Children’s gardens

Children’s gardens and spaces for natural play are invaluable. A lot of research and design work goes into creating children’s gardens – two great examples being the Ian Potter Children’s Garden at the Royal Botanic Gardens Melbourne and the play space in Geelong’s Eastern Park.

But these spaces are composed of carefully designed elements, whereas this blog is about how kids can make their own play spaces using garden areas, which is arguably more valuable than a formally designed space.

The best example would be to show how kids play in bush areas, but this is challenging in a predominantly urban environment. The example used here is an excellent children’s playground, found at All Nations Park in Northcote in Melbourne’s inner north.

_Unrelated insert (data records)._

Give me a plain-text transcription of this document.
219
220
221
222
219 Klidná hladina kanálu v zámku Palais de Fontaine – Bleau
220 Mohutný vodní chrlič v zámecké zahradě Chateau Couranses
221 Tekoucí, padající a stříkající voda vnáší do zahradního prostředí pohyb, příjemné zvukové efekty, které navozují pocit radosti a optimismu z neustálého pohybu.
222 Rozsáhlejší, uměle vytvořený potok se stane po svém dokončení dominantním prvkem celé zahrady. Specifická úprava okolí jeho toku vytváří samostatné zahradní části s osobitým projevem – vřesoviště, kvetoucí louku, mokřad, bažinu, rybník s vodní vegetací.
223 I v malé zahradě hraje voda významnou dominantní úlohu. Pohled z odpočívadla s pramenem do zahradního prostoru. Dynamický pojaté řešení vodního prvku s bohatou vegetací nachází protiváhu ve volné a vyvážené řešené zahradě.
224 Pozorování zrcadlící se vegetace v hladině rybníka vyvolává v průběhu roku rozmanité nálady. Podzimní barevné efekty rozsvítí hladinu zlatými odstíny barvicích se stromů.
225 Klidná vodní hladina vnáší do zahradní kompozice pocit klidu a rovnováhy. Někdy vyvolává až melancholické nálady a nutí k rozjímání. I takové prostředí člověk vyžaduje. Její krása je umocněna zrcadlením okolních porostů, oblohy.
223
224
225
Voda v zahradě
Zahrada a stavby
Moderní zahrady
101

The park itself was built over old landfill and features a number of different areas and functions, but the emphasis here is on the planting that surrounds the lower playground, and how the local kids have turned it into an adventure park with tunnels, forts and a myriad of tracks.

PlaygroundPano

There are two main planted areas around the playground – an embankment that slopes to a lower area (seen above) and a forest of Casuarinas (native She-Oak) that leads into the playground and barbeque area from the southern side of the park.

This simple, mass planting of the Casuarinas has created a shady forest strip that is not only a space to play and run through, but is also a place for forts, camping areas, whatever the imagination of a child can conjure up from an outline of rocks.

Cas&Playground[Above – the ‘junior’ section of the playground, with the forest behind. Whatever these rocks represent, they will be in a different form in a day or two.]

It also makes an excellent place for playing tiggy, hide and seek and any number of brand-themed variation of the two.

CasurinaRun

However this in many ways is large-scale thinking. Whilst a marvellous place, it’s not something that is easy to replicate in a run-of-the-mill backyard. The other spaces here have another story to tell, one that may be entirely accidental from a design perspective but is no less significant.

Tunnel3

Surrounding the lower area is a collection of native trees & shrubs and a few grasses, and it is the stubborn hardiness of these shrubs that provides spaces for adventure and general old-school children’s mischief.

Littered throughout this space are paths and tunnels, formed over time as kids found spaces to crawl through, fenced areas off with rocks and developed an entirely new play space in a secret world underneath the bushes.

Tunnel1

This is a playspace that is away from the adults at the barbeque tables nearby. Down here, the kids rule. They invent places, argue and negotiate rules to games that change every 30 seconds, hurtle through the bush at terrifying speeds for no reason other that it’s fun, and they exist in a world that they’ve invented without anyone telling them how or what or where.

Tunnel2

There is endless research undertaken about the significance of kids getting outside and experiencing the natural environment (see here for an American site with further information on children and nature play, or here for a report by  the Victorian Department of Education). The best example you can get though is from watching the way behaviour changes in natural environments – kids are more free with expressing themselves, with sharing their ideas and socialising with kids of different ages groups and backgrounds.

This is on top of research that indicates adults also benefit from natural spaces. Or see here for an article about the benefits of gardening when rehabilitation prisoners after many years behind bars. Outdoor spaces present limitless possibilities, and are increasingly attributed to better health, both physically and psychologically.

Path

These experiences and this sort of play area can be achieved in a backyard of reasonable size – even careful planting in a smaller space can provide ample opportunity for play. It boils down to choosing the right plants, shaping the ground effectively and an acceptance that, in some spaces, the garden will never be manicured. This example here is large-scale and could provide for 20 to 30 kids when under pressure. A child can turn just a few square metres into something evolving, imaginative and unique if given the chance.

Tunnel4

This space is a highly active space. I’ve seen kids here in the super-heat and in the rain, both summer and winter. There’s been occasions when the playground is deserted, and the bushes are alive with squeals and thumping feet. Whether it was intentionally designed in this way, or it evolved over time as kids began exploring, it is spaces like these that can teach us a lot about our own gardens, and the significance of natural spaces and natural play in a child’s life.